Now post the solution when we were having the patient’s schedule online, enter their insurance information, basically automating the process that was causing us all the grief, we were allowing patient self-scheduling, we could accommodate post solution about 119 appointments per day per clinic, which equates to about 476 appointments per day for all our sites, and resulted in about $47,600 in billable revenue. And this was actually a 70% increase in volume and billable revenue for our testing centers.

From a vaccine perspective, pre and post, again, pre our solution was very manual entry email phone calls. And these are vaccinations we could only process about 32 patients per hour. And that equated to about 256 patients per day. We handled our employee vaccinations a little bit differently. So these numbers don’t include that post solution.

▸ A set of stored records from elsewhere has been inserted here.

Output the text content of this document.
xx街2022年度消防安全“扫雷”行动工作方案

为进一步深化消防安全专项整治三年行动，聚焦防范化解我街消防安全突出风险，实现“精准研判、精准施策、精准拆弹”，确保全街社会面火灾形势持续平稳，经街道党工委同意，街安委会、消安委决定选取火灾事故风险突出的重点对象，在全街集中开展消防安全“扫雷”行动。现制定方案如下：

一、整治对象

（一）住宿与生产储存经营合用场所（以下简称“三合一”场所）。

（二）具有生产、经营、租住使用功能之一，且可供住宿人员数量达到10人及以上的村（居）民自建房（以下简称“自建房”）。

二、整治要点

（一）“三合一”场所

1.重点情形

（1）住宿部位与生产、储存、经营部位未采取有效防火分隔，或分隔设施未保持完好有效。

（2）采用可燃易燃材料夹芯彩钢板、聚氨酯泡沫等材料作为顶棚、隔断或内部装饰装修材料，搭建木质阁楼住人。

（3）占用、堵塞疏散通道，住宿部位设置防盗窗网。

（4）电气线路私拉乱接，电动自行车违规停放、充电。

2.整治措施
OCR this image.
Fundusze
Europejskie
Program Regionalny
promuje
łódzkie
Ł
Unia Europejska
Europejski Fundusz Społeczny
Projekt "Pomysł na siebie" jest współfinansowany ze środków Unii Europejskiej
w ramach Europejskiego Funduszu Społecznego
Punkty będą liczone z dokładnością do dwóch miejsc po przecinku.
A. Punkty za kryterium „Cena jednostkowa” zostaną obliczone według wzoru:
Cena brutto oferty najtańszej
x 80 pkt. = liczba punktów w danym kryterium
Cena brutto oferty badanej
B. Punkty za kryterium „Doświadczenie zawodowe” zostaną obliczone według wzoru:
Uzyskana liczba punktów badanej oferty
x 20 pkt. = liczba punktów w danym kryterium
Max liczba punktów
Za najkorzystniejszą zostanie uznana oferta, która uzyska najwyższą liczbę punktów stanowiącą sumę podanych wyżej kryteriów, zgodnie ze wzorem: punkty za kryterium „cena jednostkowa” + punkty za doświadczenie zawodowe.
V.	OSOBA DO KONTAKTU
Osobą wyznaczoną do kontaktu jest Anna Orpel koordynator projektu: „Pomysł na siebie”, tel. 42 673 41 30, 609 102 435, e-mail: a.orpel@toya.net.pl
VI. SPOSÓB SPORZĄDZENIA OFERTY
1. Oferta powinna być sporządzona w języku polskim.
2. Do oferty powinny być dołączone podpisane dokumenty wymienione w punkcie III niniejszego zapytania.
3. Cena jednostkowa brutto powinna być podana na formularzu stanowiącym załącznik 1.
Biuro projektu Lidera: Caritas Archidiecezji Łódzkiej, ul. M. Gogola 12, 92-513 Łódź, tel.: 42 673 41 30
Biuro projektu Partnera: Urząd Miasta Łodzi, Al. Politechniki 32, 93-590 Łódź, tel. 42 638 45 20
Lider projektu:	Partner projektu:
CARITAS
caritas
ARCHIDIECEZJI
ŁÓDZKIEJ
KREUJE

We saw a 131% increase in volume, our patients were doing self-scheduling, entering their own insurance information that allows allowed us to bump up the numbers to 74 patients per hour, and equating to about 592 patients per day. Huge, huge increase. So in summary, the technology impact that we saw from being able to fast track and implement this solution doubled the volume of testing and vaccinations actually increase our volume by 105%.

On average, between both services testing and vaccination, it increased the access for testing and backs for both for our patients across the valley. It allowed us to fully integrate with our two primary EMR systems, which are Cerner in all scripts, reducing staffing cost by 85%. From our peak of what we had seen when we were doing all of our staffing and scheduling on a manual basis. And then finally, of course, it improved patient experience exponentially.

And we received so much positive feedback from our patients that were coming into our clinic. It was an amazing sight and we had opportunities even those like myself that are not in the clinical side of the house. Were able to participate in the vaccine vaccination clinics by helping people get checked in when they arrived, things like that. It was just a very moving experience. So it allowed all of us to be a part of the solution.